My family and I have been wonderfully cared for by the members of St. Paul’s throughout our 14+ years as a part of the congregation.  I’m sure that some of this good care can be attributed to the position I hold in the church, but I’m also certain that much of it is given simply because I’m a part of the membership.  St. Paul’s is a caring church.  I’m convinced of it, and I’ve heard it from many others too.

That being said, we can always do better.  This past year the Board of Elders and I worked up a program which we feel will help us in this regard.  We call it “St. Paul’s Caring Ministry.”  As shown in the graphic we created, there are two roles which we are having our members fill.   Care Coordinators will be a small group of people who meet periodically for training, support and prayer, but whose main task is to work with a person in time of need to help them find care through our congregation.   Care Volunteers  will be members who actually provide the acts of caring—giving such things as a ride, a meal, a listening ear, advice, some yard work, etc.   We hope that every member of the congregation will sign up to be a Care Volunteer.    The Elders and I will continue to work with this ministry also, and we have identified someone to keep the database of volunteers.  We hope to be able to do sign-ups, calendar coordinating and database access through our website sometime soon.
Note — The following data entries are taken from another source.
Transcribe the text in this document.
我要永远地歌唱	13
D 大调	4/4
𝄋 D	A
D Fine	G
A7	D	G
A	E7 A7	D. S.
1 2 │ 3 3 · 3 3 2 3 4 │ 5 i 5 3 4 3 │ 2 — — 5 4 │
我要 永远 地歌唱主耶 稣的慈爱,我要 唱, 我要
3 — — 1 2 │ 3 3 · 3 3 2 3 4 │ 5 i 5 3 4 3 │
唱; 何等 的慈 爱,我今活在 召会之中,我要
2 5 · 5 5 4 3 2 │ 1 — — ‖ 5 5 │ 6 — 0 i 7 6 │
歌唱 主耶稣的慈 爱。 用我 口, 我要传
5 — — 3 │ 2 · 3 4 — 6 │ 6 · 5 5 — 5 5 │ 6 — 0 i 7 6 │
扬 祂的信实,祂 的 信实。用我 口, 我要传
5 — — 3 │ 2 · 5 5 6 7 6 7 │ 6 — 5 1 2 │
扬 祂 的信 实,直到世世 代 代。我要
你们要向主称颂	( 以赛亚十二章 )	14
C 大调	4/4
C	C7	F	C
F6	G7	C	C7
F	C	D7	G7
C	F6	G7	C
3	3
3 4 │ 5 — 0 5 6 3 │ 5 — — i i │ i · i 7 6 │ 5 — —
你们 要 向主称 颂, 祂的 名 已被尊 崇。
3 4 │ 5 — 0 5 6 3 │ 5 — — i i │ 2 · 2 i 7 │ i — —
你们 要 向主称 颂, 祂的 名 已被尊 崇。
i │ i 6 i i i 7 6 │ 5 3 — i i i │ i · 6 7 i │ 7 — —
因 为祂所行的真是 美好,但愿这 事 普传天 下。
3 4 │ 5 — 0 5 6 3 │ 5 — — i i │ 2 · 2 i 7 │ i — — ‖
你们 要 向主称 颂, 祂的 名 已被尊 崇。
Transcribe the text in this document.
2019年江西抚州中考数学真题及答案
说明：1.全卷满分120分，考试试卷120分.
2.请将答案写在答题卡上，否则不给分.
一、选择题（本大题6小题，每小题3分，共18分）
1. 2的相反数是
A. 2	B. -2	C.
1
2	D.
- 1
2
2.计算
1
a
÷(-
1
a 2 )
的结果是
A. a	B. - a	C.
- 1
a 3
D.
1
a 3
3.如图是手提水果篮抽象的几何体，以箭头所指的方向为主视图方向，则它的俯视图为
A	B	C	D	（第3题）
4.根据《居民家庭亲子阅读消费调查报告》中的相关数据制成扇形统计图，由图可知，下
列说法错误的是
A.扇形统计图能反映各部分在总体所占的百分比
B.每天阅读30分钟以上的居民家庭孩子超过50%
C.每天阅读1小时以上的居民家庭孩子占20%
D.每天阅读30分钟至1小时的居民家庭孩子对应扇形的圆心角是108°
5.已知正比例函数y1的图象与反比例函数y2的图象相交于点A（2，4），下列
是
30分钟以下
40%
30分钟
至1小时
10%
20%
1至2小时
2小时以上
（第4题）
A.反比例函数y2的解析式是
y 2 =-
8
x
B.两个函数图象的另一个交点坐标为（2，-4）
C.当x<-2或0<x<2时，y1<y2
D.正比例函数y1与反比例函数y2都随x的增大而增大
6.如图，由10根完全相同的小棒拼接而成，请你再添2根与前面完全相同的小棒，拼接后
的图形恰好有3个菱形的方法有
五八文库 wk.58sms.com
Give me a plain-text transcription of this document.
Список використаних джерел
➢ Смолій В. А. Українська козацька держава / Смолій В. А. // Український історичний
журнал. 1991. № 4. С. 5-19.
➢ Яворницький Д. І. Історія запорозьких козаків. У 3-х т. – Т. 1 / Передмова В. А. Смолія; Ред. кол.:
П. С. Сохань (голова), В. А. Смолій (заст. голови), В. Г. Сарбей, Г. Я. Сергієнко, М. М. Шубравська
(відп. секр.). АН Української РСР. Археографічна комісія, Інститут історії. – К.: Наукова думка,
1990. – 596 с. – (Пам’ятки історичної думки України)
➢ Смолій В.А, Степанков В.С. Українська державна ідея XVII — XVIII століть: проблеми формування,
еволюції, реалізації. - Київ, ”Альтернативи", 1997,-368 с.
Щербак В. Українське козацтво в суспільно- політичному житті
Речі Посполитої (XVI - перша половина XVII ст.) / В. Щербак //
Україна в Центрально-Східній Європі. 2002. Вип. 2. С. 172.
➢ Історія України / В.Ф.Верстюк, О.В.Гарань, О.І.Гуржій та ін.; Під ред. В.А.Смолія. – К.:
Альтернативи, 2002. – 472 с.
At any given time, our congregation will have both those in need and those who are available to help meet needs.  Certainly, within our lifetimes, each of us will find ourselves in both positions.  It is a wonderful gift to have the health, ability, and resources to be a caregiver, and it is also a great comfort to know that others care about our needs.

Our church should be the first line of support for all members in our congregation who might be feeling worried, isolated or overwhelmed due to life-changing events.  Some members in our congregation who might need help include our elderly members, families of service members deployed overseas, those in the hospital, those recovering from illness or injury, or anyone within reason asking for some sort of assistance.  The pastors of St. Paul will visit at these times and offer spiritual comfort, but our caregiving as a congregation will be better when all people are involved and when many different needs are being met.

Knowing that God calls us to serve one another, our goals for St. Paul’s Caring Ministry are:

1.  To offer some kind of short-term help or expression of care to every member or friend who is experiencing a difficult time.

2.  To have a very high percentage of members within the congregation sign up as a Care Volunteer and use their gifts to help others.

3.  To utilize trained Care Coordinators and helpful technology to effectively coordinate and expand our care.

May God bless our efforts of caring to His glory!